Imagine a seguinte situação hipotética:

 Regina foi vítima de ato infracional praticado por Beatriz (adolescente de 17 anos), que é sua filha. O Ministério Público ajuizou ação socioeducativa (apuração de ato infracional) em face de Beatriz no Juízo da Infância e Juventude. Regina, assistida por advogado, pediu para extrair cópia integral dos autos do processo de apuração de ato infracional. A requerente justificou seu pedido afirmando que irá ajuizar ação cível de deserdação contra Beatriz e, para tanto, necessita dos documentos do processo para embasar o seu pedido. O Juízo da Infância e Juventude negou o pedido afirmando que o art. 143 do ECA proíbe a divulgação de atos judiciais, policiais e administrativos que digam respeito a crianças e adolescentes a que se atribua autoria de ato infracional. 

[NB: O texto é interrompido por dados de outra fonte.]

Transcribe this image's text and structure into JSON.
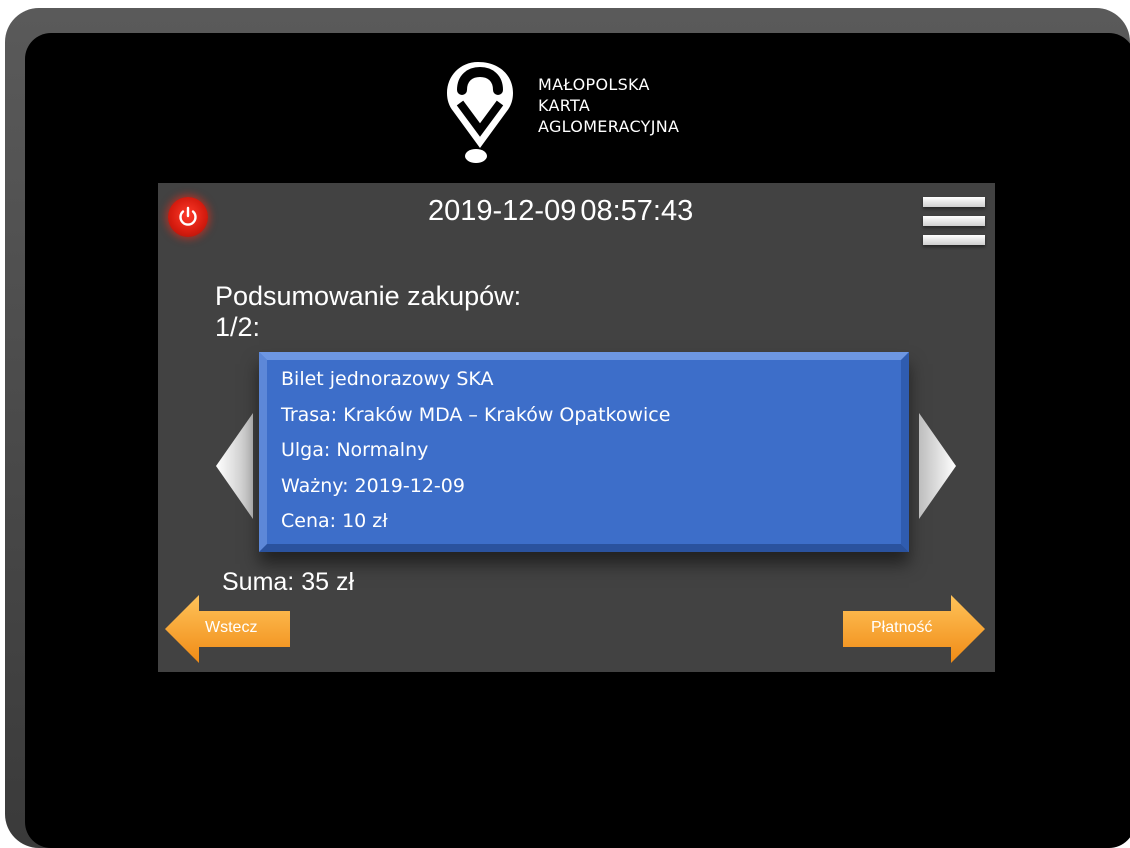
{
  "brand": {
    "line1": "MAŁOPOLSKA",
    "line2": "KARTA",
    "line3": "AGLOMERACYJNA",
    "icon": "location-pin-logo"
  },
  "header": {
    "date": "2019-12-09",
    "time": "08:57:43",
    "power_icon": "power-icon",
    "menu_icon": "hamburger-menu-icon"
  },
  "summary": {
    "title": "Podsumowanie zakupów:",
    "page": "1/2:",
    "total": "Suma: 35 zł"
  },
  "ticket": {
    "name": "Bilet jednorazowy SKA",
    "route": "Trasa: Kraków MDA – Kraków Opatkowice",
    "discount": "Ulga: Normalny",
    "valid": "Ważny: 2019-12-09",
    "price": "Cena: 10 zł"
  },
  "buttons": {
    "back": "Wstecz",
    "payment": "Płatność"
  },
  "colors": {
    "screen_bg": "#424242",
    "card_blue": "#3d6ec9",
    "nav_orange": "#f5a12a",
    "power_red": "#e32b1a"
  }
}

Agiu corretamente o magistrado? NÃO. Vamos entender com calma. 

Inicialmente, é importante ressaltar que, de fato, é vedada a divulgação de atos judiciais, policiais e administrativos que digam respeito a crianças e adolescentes a quem se atribui autoria de ato infracional. É o que prevê o art. 143 do ECA: 

Art. 143. É vedada a divulgação de atos judiciais, policiais e administrativos que digam respeito a crianças e adolescentes a que se atribua autoria de ato infracional. Parágrafo único. Qualquer notícia a respeito do fato não poderá identificar a criança ou adolescente, vedando-se fotografia, referência a nome, apelido, filiação, parentesco, residência e, inclusive, iniciais do nome e sobrenome. 

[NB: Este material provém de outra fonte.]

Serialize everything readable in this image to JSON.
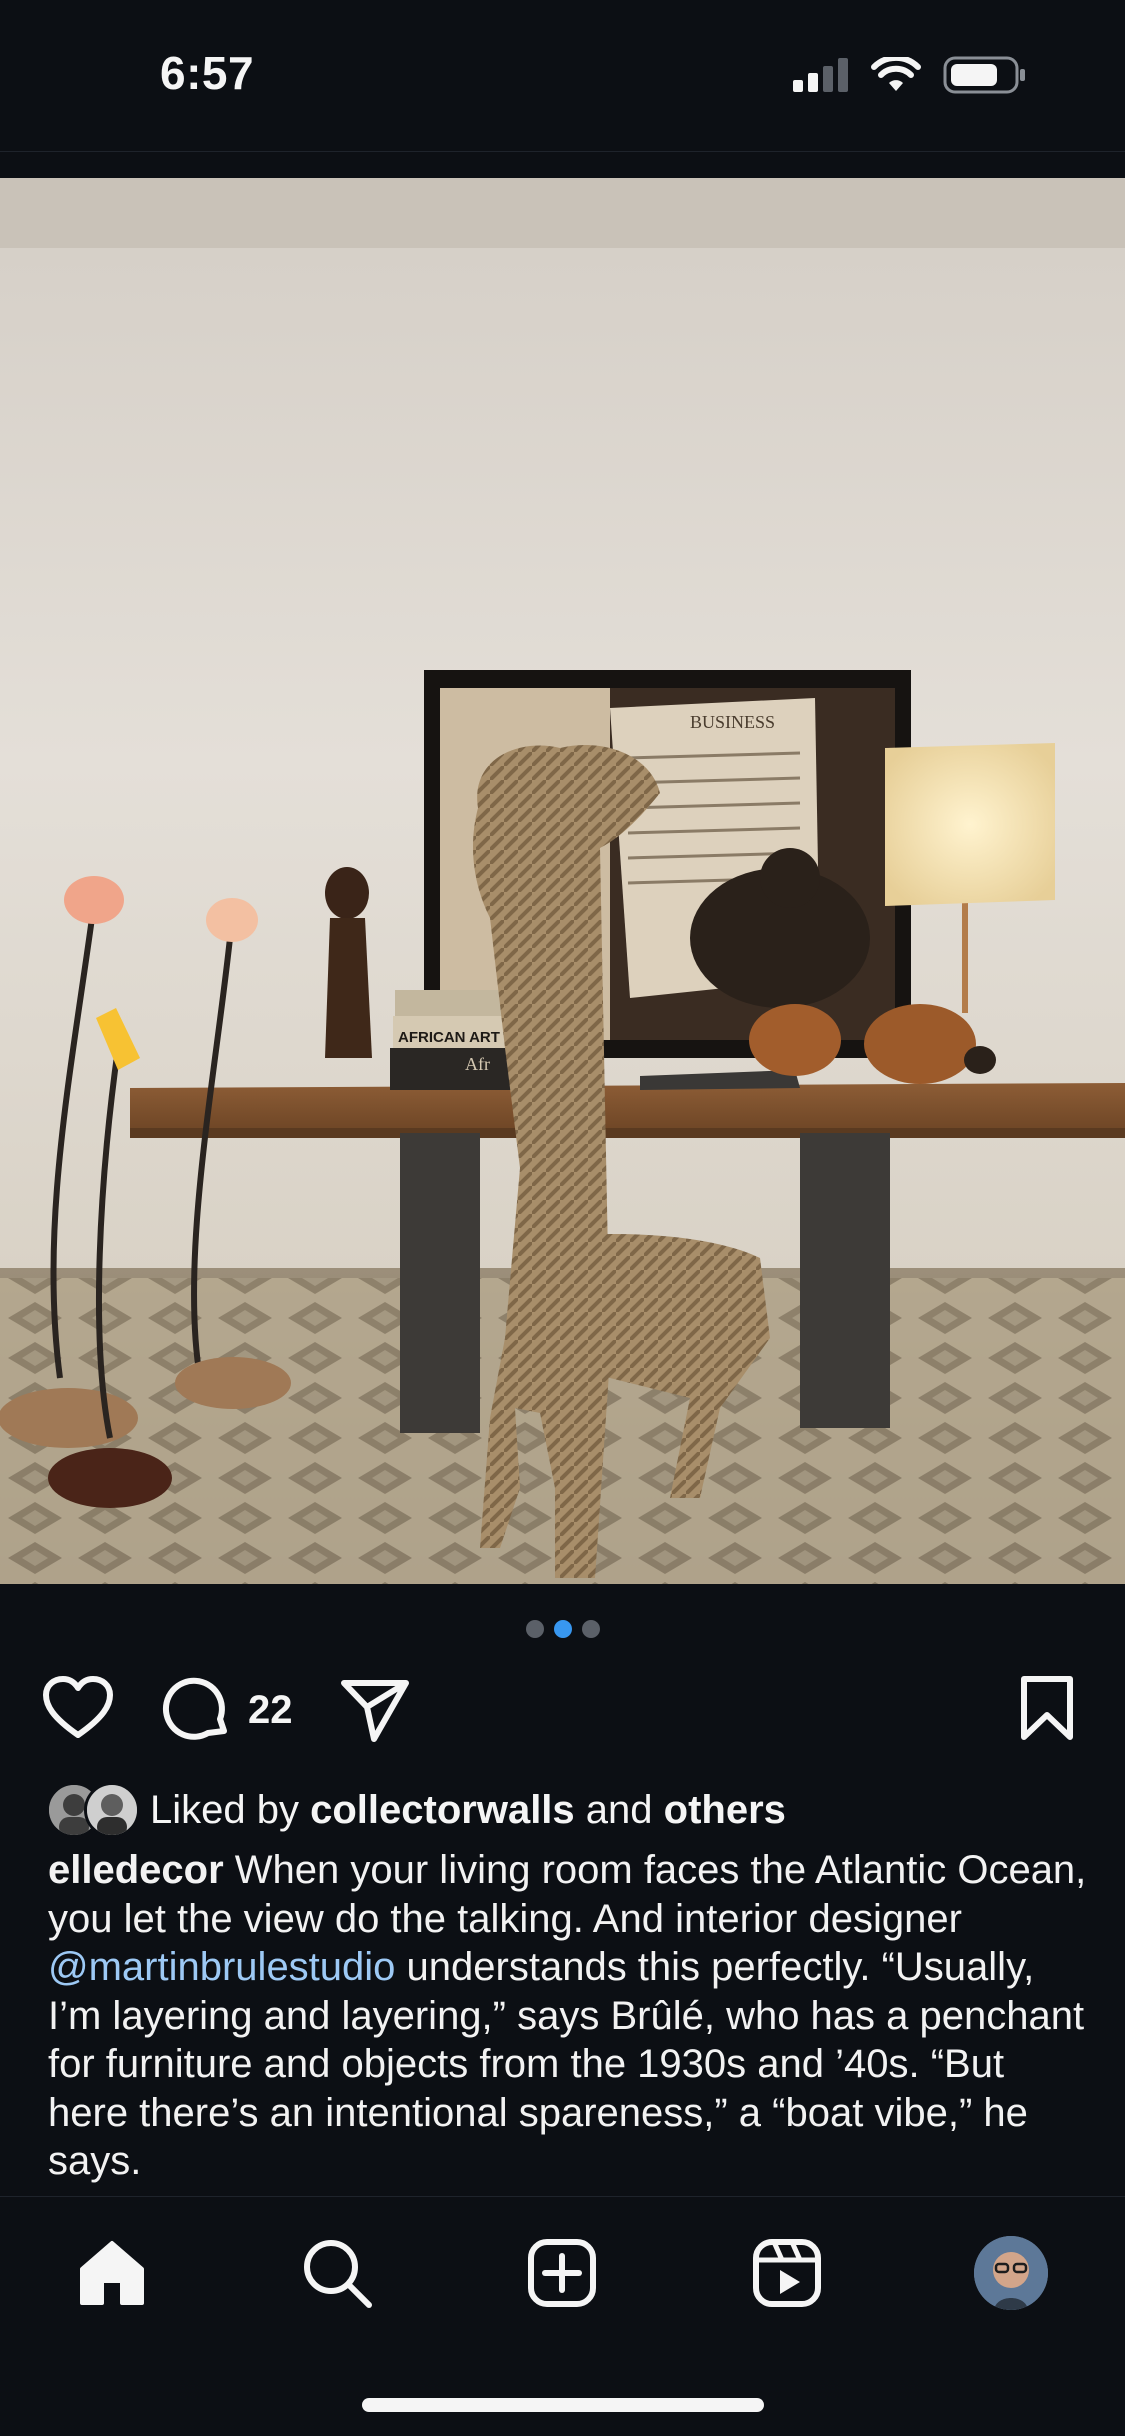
{
  "status_bar": {
    "time": "6:57"
  },
  "post": {
    "pager": {
      "count": 3,
      "active_index": 1
    },
    "actions": {
      "comment_count": "22"
    },
    "likes": {
      "prefix": "Liked by ",
      "user": "collectorwalls",
      "middle": " and ",
      "others": "others"
    },
    "caption": {
      "username": "elledecor",
      "text_part1": " When your living room faces the Atlantic Ocean, you let the view do the talking. And interior designer ",
      "mention": "@martinbrulestudio",
      "text_part2": " understands this perfectly. “Usually, I’m layering and layering,” says Brûlé, who has a penchant for furniture and objects from the 1930s and ’40s. “But here there’s an intentional spareness,” a “boat vibe,” he says."
    },
    "image": {
      "book_spine_1": "AFRICAN ART",
      "book_spine_2": "Afr",
      "newspaper_header": "BUSINESS"
    }
  },
  "tab_bar": {
    "items": [
      "home-icon",
      "search-icon",
      "create-icon",
      "reels-icon",
      "profile-avatar"
    ]
  },
  "colors": {
    "background": "#0c0f14",
    "accent": "#3897f0",
    "mention": "#9dc9f5"
  }
}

Essa vedação se encerra se o adolescente atingir a maioridade permanecendo em cumprimento de medida socioeducativa? 

NÃO. A vedação continua com seus efeitos em face do adolescente que atinge a maioridade e permanece cumprindo medida socioeducativa, pois lhe é estendido o princípio da proteção integral. Nesse sentido: 

“Essa vedação não se encerra se o adolescente atingir a maioridade e permanecer em cumprimento de medida socioeducativa, pois lhe é estendida a prescrição legal em virtude do Metaprincípio da Proteção Integral, mantendo-se, assim, hígida a tutela estatutária dos seus direitos fundamentais, tal como o direito ao respeito” (SEABRA, Gustavo Cives. Manual de Direito da Criança e do Adolescente. Belo Horizonte: CEI, 2021, p. 344). 

A violação do art. 143 do ECA caracteriza dano moral? SIM. Confira os seguintes julgados do STJ: 

Tratando-se de matéria veiculada pela imprensa, a responsabilidade civil por danos morais exsurge quando o texto publicado extrapola os limites da informação, evidenciando a intenção de injuriar, difamar e caluniar terceiro (REsp 1390560/SP, Rel. Ministro RICARDO VILLAS BÔAS CUEVA, TERCEIRA TURMA, julgado em 03/10/2013, DJe 14/10/2013). 

Caracterização automática do abuso do direito de informar na hipótese de publicação do nome e da imagem de menor morto, atribuindo-lhe autoria de ato infracional, violando o princípio da proteção integral da criança e adolescente, positivado nos artigos 143 e 247 do ECA. STJ. 3ª Turma. AgRg no REsp 1354696/PR, Rel. Min. Paulo de Tarso Sanseverino, julgado em 23/10/2014. 

A preservação da imagem e da intimidade dos menores, em tenra idade ou prestes a alcançar a maturidade, é reflexo do comando constitucional da sua proteção integral, com absoluta prioridade em assegurar seus direitos fundamentais (arts. 227, da CF/88, 4º do ECA). Independente do grau da reprovabilidade da conduta do menor, o Ordenamento Jurídico veda a divulgação de imagem de adolescentes a quem se atribua a autoria de ato infracional, de modo a preservar a sensível e peculiar condição de pessoa em desenvolvimento. STJ. 3ª Turma. REsp 1442083/ES, Rel. Min. Nancy Andrighi, julgado em 21/09/2017. 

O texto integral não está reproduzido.